Sony hinted that there will be more announcements in this area, too. We think the obvious next reveal in this area is the ability to play PS4 games on your Vita from any location using a wireless connection.
PS4 Instant On
The PS4 will be one nippy device if Sony is to be believed. It will have an instant on/off feature allowing your to shut down during a game and then boot up from scratch in seconds and resume where you left off. The days of waiting 60 seconds as your console loads up are about to end.
What's more, Chris Norden has stressed that Sony has three tenets of PS4 design: simple, social and immediate. Gamers will be able to start playing titles before they've even finished downloading.
And with one button sharing, Norden says the goal is to make it so simple users will "do it without thinking about it."
PS4 price: how much will it cost?
We really don't know what price the PS4 will fetch. Some rumours suggest a figure of around $450/£399. But it's pure speculation at the moment.

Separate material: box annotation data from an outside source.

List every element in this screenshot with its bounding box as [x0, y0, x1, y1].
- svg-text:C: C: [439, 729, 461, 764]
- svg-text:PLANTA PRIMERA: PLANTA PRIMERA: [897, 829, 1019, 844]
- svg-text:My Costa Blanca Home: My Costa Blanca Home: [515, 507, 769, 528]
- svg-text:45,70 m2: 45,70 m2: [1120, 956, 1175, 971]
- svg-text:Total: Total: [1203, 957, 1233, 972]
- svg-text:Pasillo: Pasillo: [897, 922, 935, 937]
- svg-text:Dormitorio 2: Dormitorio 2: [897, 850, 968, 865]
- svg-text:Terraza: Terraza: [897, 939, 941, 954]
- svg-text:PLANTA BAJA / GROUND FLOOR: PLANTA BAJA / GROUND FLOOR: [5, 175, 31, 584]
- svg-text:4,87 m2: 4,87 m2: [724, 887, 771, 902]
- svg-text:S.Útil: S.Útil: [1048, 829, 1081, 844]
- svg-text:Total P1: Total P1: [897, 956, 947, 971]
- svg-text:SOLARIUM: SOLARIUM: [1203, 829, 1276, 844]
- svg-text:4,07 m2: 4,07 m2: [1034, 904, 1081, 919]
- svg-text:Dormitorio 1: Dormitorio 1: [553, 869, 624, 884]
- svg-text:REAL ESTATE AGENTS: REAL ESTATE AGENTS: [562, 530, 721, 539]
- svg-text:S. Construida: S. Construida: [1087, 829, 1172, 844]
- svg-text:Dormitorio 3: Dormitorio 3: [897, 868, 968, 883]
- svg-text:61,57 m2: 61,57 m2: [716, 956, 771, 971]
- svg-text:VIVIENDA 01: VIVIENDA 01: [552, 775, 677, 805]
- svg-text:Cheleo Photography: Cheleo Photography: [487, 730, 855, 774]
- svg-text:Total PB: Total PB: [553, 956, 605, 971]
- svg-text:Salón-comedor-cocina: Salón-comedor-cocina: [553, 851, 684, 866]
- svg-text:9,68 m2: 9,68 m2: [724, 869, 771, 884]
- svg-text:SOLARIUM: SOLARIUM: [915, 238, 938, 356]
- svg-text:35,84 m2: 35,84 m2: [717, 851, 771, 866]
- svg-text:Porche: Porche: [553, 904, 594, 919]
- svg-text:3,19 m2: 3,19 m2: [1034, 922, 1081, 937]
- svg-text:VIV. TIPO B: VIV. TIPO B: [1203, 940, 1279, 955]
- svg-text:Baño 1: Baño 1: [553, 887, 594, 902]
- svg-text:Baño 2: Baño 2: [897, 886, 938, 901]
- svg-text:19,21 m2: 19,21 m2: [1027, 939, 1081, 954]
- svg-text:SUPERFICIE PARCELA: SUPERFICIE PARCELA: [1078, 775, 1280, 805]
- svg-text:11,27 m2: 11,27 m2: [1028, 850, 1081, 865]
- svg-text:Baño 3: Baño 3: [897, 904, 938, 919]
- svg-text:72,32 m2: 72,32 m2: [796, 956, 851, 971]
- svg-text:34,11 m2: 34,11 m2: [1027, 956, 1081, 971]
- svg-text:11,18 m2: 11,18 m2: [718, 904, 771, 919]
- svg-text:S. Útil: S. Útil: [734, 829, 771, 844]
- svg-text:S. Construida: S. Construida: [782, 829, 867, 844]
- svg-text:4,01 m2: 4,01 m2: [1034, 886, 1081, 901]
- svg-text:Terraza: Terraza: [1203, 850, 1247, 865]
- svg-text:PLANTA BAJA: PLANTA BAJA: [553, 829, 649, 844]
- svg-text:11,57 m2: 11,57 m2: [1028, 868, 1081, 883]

The sake Zavvi page which lists the UK release date as 31st December 2013 has a pre-order available for £399. Again, we'd take that with a pinch of salt, but if it's their best guess, there might be a grain of something in it.
PS4 launch titles
A number of games have been revealed for the PS4. They Are: Deep Down (Capcom), Destiny (Bungie), Diablo III (Blizzard), Driveclub (Evolution Studios), Final Fantasy (Square Enix), Infamous: Second Son (Sucker Punch), Killzone: Shadow Fall (Guerilla Games), Knack (Sony), The Witcher 3: Wild Hunt (CD Projekt RED), Watch Dogs (Ubisoft).
US talkshow host Jimmy Fallon was the first to get near Killzone 4...
Sony has yet to discuss this area of the PS4, but you'd think it would dispel the rumours if they're not true.
The rumours suggest that Sony is going in the same direction as Microsoft in that it wants to kill off the second-hand games market. Current industry wisdom suggests that future PS4 games might be tied to your Sony Entertainment Network account and will thus have no resale value. That's a similar approach as used by PC developers using Steam so we reckon this is a likely development. Doesn't mean we're happy about it, though.